At UN session, Indonesian President urges ‘new strategic mindset’ for global peace
“There is no question that the world we live in today is in much better condition than the one in the 20th century. Freedom has spread. The threat of nuclear holocaust is receding significantly. There is no prospect of a world war, the kind of which twice wrecked the 20th century,” President Yudhoyono told the gathered delegates at UN Headquarters in New York during the first day of the Assembly’s General Debate.
“However, it is only relative peace.
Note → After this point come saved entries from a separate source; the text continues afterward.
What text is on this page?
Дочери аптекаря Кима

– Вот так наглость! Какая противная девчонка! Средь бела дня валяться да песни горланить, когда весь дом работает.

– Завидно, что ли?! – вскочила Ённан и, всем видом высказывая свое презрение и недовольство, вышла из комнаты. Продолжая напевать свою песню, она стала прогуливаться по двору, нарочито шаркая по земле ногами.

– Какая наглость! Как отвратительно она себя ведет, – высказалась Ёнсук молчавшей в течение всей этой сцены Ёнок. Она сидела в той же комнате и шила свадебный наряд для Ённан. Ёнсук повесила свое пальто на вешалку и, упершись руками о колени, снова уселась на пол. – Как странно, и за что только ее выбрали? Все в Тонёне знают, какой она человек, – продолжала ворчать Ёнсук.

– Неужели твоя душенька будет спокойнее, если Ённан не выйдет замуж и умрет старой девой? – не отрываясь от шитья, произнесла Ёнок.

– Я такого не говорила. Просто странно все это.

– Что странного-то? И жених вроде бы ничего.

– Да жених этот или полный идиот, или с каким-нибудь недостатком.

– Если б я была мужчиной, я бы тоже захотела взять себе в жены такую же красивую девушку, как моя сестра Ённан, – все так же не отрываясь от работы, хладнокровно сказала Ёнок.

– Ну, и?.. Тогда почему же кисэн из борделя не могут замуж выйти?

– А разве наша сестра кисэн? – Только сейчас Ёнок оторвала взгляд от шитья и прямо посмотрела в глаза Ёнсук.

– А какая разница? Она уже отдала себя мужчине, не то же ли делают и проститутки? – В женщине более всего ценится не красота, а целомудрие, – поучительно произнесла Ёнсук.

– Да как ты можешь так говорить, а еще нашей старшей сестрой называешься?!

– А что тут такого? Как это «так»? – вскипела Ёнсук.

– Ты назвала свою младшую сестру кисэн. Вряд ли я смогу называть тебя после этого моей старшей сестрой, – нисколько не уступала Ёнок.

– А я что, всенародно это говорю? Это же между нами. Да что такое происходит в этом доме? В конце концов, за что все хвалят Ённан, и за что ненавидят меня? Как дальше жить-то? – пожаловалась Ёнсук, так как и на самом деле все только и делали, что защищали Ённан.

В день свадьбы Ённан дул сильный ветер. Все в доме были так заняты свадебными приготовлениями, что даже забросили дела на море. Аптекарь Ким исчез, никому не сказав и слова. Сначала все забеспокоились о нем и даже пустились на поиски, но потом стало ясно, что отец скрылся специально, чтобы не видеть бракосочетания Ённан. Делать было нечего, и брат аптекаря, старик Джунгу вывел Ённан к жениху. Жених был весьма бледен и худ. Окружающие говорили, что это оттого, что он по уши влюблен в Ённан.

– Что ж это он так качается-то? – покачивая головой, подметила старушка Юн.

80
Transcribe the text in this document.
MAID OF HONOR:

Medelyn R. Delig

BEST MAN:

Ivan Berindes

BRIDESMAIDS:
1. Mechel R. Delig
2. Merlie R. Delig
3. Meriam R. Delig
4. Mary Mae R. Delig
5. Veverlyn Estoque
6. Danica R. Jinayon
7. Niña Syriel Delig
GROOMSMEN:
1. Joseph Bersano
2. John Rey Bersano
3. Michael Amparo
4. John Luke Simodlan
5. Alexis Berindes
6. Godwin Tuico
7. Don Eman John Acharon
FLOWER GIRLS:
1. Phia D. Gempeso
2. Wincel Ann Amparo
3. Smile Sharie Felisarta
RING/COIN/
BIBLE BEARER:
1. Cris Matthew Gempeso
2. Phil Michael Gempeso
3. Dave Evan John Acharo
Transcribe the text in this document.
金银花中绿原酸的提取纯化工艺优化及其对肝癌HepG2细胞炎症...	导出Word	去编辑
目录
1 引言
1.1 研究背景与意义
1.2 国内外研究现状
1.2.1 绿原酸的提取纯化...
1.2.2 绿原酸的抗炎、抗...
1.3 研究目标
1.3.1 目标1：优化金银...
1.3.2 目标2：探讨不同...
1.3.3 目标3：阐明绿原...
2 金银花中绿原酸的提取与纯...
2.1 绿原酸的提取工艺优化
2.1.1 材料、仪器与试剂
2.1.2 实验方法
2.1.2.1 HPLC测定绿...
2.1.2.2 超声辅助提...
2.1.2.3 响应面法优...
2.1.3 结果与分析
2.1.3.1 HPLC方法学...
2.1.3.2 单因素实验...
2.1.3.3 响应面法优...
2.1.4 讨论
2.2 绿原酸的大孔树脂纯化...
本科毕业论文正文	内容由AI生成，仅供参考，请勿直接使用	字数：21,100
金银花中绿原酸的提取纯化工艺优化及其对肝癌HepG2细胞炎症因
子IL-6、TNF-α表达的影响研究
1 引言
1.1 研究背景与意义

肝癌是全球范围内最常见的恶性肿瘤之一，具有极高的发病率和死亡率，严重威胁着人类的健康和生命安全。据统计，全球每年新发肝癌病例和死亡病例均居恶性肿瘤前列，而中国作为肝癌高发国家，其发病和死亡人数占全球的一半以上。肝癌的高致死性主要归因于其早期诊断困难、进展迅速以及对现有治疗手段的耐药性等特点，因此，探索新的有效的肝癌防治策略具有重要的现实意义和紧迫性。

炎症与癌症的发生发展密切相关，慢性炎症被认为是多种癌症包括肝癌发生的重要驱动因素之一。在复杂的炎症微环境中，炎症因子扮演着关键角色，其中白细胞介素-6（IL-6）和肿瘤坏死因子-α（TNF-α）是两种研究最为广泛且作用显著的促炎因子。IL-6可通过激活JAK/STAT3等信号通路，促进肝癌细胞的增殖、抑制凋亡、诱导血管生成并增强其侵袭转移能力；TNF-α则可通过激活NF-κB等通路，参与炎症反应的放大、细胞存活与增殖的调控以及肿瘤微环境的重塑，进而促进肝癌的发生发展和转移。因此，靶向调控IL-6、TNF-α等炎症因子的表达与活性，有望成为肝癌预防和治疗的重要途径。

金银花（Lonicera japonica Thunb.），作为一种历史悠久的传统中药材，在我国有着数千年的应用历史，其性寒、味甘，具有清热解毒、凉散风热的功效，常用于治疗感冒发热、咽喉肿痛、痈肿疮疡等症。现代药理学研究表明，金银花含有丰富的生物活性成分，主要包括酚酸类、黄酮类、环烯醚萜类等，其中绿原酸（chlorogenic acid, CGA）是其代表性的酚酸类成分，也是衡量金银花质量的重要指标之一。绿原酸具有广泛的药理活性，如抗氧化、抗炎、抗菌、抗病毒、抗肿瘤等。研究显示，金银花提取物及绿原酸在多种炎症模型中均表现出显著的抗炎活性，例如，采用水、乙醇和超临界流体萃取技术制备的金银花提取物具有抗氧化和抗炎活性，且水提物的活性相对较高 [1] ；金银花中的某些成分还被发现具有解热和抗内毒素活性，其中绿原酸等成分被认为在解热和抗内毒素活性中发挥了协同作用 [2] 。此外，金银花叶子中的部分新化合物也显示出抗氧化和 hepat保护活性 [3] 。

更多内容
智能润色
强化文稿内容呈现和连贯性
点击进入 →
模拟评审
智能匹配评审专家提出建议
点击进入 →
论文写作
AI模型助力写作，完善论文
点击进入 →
Not total peace as yet,” he warned, noting that the world had moved on from the Cold War to “an era of warm peace.”
Underlining the concept of a “warm peace,” President Yudhoyono said that the global security architecture still reflected 20th century circumstances; that questions on how emerging powers would be accommodated by the existing world order continued to go unanswered; and, that old rivalries and long-standing conflicts – such as the Arab-Israeli conflict, disputes in the South China Sea, and tensions on the Korean Peninsula – still risked resurfacing.
“The first thing we have to do is to evolve a new strategic mindset,” he stated. “The remnants of Cold War mentality still persist in parts of the geopolitical landscape – not least our own UN, where rigid, dogmatic, zero-sum calculations sometimes still come into play.”
In order to usher in a new mental approach in dealing with the world’s most complex issues, President Yudhoyono stressed that Security Council reform must continue unabated until the Council reflected the 21st century strategic reality.
He also urged the creation of “a universal culture of mutual tolerance and mutual appreciation” of religious differences and called for the establishment of an international body “to effectively prevent incitement to hostility or violence based on religions or beliefs.”
In addition, he encouraged the doctrine of strong regionalism and pointed to the successes of the Association of Southeast Asian Nations (ASEAN) – the regional body of which Indonesia is a part.
Pointing to the growing need for preventive diplomacy, President Yudhoyono argued that robust regional entities helped resolve simmering disputes before they escalated into full blown conflict and said that ASEAN had done just that in the South China Sea.
“The territorial and sovereignty disputes have been festering there for the better part of a century,” he said. “But we are managing them with restraint, confidence building and, at present, through earnest negotiations toward a legally binding Code of Conduct in the South China Sea.”
Scores of the world’s heads of State and government and other high-level officials are expected to present their views and comment on issues of individual national and international relevance at the Assembly’s General Debate, which ends on 1 October.